What that looks like in higher dd
- Invite ideas with warmth. When posing challenging questions, let your nonverbal cues, like a smile or attentive eye contact, signal that you are genuinely interested in students’ contributions.
- Nurture deeper thinking. Use follow-up questions to push ideas further, scaffolding complexity in ways that show both curiosity and care. Students are more willing to stretch when they feel their thinking is valued.
- Share your passion. You have invested years, or even decades, in your field, and your enthusiasm can be contagious. When you need to enforce a standard, keep the moment of firmness brief, then return to an encouraging stance that communicates your love for the subject.
- Own your missteps. If your tone comes across more sharply than intended, acknowledge it openly. Modeling accountability builds trust and demonstrates that respectful dialogue applies to everyone in the classroom.

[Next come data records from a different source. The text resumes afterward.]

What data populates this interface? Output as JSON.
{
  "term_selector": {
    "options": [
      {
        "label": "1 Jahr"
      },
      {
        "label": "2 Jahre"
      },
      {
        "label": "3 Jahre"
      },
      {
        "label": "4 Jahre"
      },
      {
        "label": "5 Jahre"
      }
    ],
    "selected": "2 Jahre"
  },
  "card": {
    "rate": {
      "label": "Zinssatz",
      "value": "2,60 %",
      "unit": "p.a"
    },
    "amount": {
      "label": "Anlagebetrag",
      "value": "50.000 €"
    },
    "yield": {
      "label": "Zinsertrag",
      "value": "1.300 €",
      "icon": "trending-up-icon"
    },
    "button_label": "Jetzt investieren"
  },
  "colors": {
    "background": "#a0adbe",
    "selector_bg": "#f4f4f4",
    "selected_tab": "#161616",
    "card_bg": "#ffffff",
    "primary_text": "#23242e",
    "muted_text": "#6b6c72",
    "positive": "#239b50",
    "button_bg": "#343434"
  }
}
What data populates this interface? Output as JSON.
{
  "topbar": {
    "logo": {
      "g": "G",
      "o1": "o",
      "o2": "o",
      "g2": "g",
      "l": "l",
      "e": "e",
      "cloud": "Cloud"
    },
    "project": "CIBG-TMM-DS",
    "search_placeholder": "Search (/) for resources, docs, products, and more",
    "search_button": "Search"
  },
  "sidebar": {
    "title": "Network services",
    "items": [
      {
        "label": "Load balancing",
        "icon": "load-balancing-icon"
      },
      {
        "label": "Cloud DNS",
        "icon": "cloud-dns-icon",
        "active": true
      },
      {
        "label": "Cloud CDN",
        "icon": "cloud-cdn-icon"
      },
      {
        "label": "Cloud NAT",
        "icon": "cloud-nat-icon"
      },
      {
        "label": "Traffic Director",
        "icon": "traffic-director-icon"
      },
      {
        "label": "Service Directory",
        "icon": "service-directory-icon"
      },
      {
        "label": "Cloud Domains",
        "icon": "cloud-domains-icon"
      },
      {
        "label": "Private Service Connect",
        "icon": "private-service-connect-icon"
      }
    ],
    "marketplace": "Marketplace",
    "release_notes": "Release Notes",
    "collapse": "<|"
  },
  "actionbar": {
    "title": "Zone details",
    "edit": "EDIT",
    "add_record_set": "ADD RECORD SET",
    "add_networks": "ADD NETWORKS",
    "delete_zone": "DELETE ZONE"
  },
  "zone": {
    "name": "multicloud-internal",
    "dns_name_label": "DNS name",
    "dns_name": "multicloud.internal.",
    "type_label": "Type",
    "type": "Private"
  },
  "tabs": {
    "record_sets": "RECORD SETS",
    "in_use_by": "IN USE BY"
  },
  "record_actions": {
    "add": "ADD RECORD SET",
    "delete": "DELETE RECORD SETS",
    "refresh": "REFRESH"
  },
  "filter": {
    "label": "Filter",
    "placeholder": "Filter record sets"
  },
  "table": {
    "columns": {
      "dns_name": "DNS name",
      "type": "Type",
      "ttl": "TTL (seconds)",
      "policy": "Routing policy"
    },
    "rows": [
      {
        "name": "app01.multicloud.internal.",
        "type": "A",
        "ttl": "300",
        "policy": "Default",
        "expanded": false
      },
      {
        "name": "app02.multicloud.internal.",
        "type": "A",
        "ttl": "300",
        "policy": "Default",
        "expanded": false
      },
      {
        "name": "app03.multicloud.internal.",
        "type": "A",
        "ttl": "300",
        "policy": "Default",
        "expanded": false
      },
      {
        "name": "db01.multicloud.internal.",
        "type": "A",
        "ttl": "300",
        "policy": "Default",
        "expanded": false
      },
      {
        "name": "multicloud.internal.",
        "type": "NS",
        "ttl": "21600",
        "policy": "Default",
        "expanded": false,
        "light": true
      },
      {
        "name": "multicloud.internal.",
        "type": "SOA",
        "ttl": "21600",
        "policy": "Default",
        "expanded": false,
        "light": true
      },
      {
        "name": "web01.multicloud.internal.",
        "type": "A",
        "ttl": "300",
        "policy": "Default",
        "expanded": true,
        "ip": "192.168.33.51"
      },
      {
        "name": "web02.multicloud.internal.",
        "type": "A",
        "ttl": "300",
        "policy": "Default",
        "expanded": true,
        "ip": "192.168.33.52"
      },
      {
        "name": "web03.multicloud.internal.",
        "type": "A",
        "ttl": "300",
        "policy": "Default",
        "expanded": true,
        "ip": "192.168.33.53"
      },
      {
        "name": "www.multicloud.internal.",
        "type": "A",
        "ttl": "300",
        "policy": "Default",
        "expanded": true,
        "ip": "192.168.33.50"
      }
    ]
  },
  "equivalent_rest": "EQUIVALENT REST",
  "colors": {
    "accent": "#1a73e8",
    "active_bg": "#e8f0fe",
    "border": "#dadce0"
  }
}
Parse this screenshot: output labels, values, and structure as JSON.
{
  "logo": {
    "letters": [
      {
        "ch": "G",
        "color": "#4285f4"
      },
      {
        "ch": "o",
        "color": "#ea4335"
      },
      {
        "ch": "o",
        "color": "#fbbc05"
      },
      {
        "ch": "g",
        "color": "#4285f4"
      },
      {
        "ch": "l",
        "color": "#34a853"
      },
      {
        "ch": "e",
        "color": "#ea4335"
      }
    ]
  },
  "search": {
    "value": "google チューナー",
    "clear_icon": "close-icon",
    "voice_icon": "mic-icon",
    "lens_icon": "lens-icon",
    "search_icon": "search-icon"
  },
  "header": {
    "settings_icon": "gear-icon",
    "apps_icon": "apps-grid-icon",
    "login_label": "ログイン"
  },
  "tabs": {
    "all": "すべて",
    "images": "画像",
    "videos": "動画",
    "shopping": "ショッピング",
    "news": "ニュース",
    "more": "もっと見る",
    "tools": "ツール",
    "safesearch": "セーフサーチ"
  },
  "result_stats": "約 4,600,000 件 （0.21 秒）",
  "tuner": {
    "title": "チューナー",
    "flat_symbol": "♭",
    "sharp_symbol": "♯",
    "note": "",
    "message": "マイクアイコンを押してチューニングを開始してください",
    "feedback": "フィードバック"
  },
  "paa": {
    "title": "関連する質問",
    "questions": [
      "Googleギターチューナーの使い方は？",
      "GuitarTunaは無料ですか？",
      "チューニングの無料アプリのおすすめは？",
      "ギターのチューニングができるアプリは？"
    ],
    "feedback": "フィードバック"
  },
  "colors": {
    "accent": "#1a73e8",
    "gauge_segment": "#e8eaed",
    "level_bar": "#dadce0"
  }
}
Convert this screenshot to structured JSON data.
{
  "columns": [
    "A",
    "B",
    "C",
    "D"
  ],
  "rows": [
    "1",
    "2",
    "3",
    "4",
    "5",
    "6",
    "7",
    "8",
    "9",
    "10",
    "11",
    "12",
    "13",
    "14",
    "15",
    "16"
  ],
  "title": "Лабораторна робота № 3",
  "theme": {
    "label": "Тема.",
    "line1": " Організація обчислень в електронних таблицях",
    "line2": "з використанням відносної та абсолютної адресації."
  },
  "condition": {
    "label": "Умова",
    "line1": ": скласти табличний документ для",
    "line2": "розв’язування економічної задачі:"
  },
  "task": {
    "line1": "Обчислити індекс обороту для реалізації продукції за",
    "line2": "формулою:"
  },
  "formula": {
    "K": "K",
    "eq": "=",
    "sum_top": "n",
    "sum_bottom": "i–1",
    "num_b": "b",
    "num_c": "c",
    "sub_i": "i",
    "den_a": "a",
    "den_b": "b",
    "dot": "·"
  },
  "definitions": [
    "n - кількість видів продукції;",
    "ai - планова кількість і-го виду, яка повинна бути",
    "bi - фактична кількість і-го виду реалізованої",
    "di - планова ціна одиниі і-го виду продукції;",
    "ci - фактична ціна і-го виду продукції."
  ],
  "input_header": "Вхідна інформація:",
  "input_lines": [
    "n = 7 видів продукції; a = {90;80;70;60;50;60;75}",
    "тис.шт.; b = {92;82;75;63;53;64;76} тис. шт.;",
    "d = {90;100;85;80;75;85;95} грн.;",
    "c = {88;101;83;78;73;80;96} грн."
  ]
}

In conclusion: The warm demander as mentor
In higher education, professors are more than content experts; they are mentors, guides, and models of intellectual curiosity and rigor. Embracing the stance of a warm demander means holding students to ambitious standards while also affirming their brilliance and humanity. This approach invites students to stretch, to struggle productively, and ultimately to succeed. When warmth and rigor work in tandem, classrooms become more than sites of performance; they become spaces where students truly flourish.
References:
Bird, L. (2024, November 12). Becoming a warm demander - teaching with Orff. Teaching With Orff - An Online Oasis for Movement & Music Educators. https://teachingwithorff.com/becoming-a-warm-demander
Gonser, S. (2025, August 27). 4 characteristics of outstanding “warm demander” teachers. Edutopia. https://www.edutopia.org/article/how-to-be-a-warm-demander-teacher
Hammond, Z., & Jackson, Y. (2015). Culturally responsive teaching and the brain: Promoting authentic engagement and rigor among culturally and linguistically diverse students. Corwin, a SAGE Company.